In this chronic and progressive CNS disorder, microvascular inflammation and myelination have been identified as central pathophysiological events [95]. Levels of pro-inflammatory cytokines, such as IL-1 and TNF, increased in experimental allergic encephalomyelitis (an animal model of multiple sclerosis), which leads to alterations in BBB permeability [96]. A recent clinical study that comprised 162 patients with chronic coronary artery disease (CAD), 63 patients with non-significant atherosclerosis patients, and 30 healthy controls demonstrated the presence of T-cadherin in 13.3% of healthy controls, in 42.9% of non-significant atherosclerosis patients, and in 34.6% of chronic CAD patients. Interestingly, this study also found that patients with elevated T-cadherin had a lower RH-PAT, suggesting a dependency of T-cadherin and a degree of ED [97]. Patients with type 2 diabetes mellitus and coronary artery disease were also detected with an elevated level of VE-cadherin-positive endothelial microparticles [98].

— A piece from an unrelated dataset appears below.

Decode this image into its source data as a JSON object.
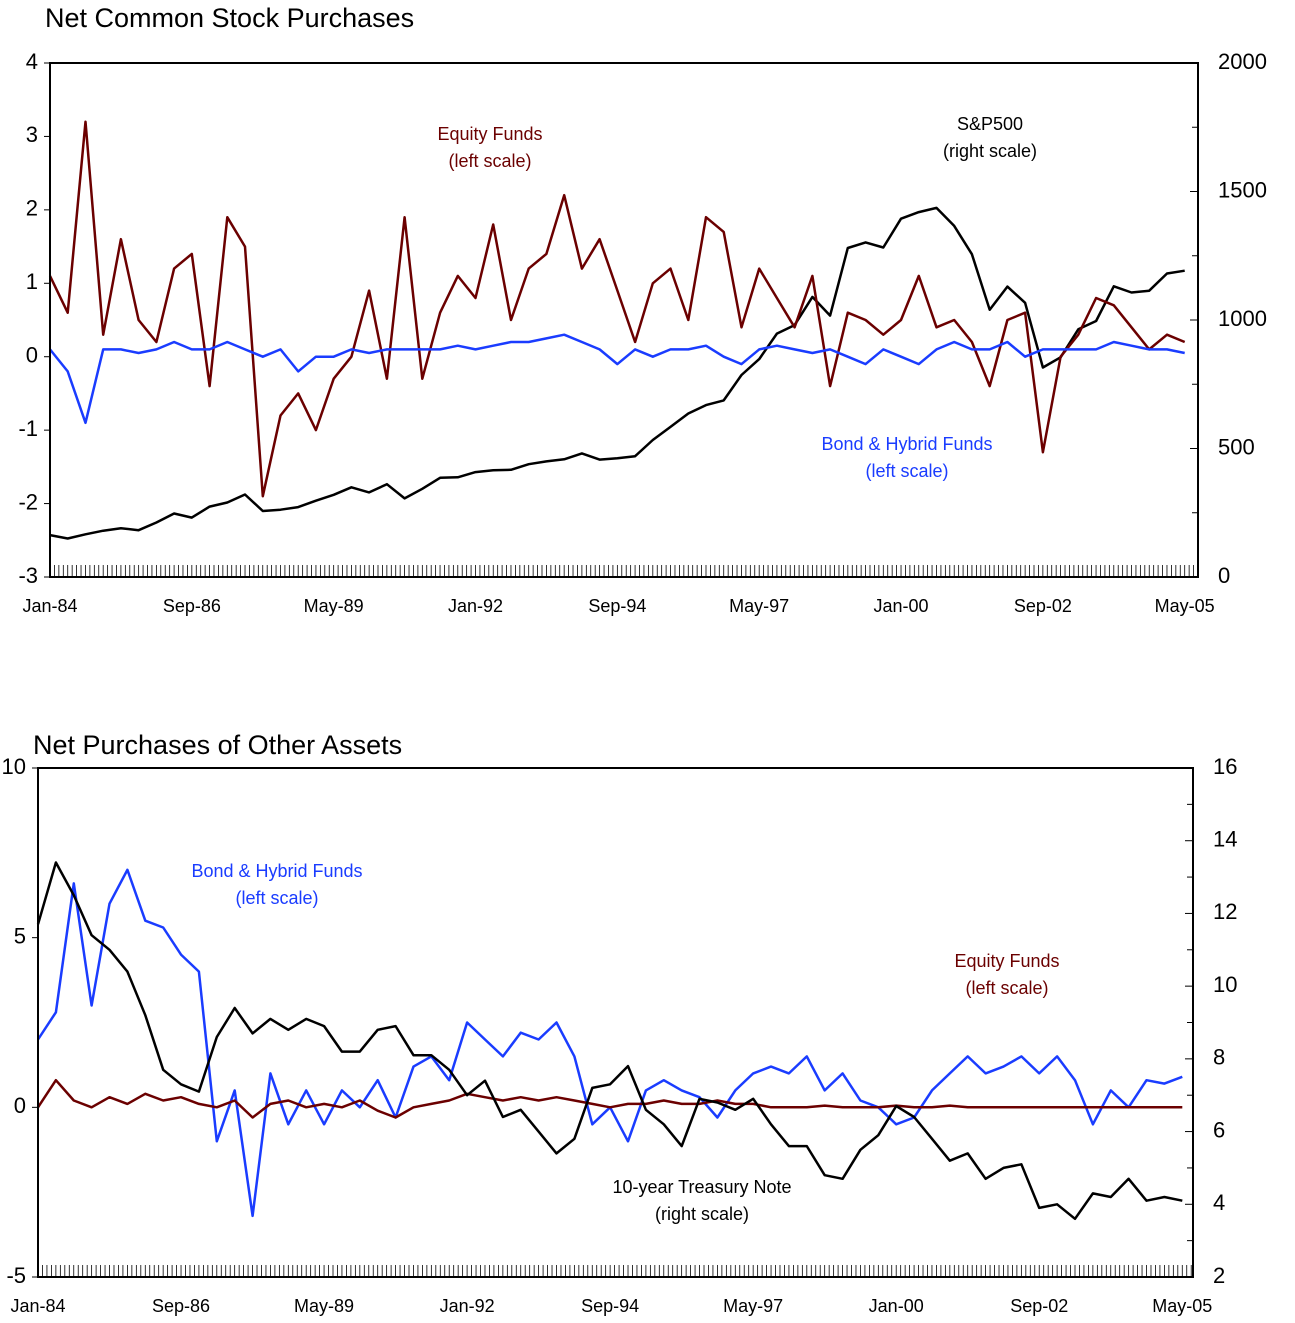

The relationships between VE-cadherin and other neuroinflammatory diseases, such as Alzheimer’s disease or Parkinson disease, have not been well understood. However, increasing evidence demonstrates that VE-cadherin has a instrumental function in neuroinflammatory event progression and BBB dysregulation.

CONCLUSION

Recent studies, described in this review, demonstrated that VE-cadherin-mediated brain vascular endothelial cell adhesion organizes the junctional complex and modulates BBB function. In this regard, VE-cadherin can partially be a biomarker of neuroinflammation disease. On the contrary, VE-cadherin may be a specific molecular target to protect BBB integrity in neurological diseases when junctional proteins dissociate from each other. It also provides us with insight to develop a novel method of modulating BBB function in order to enhance therapeutic delivery into the brain.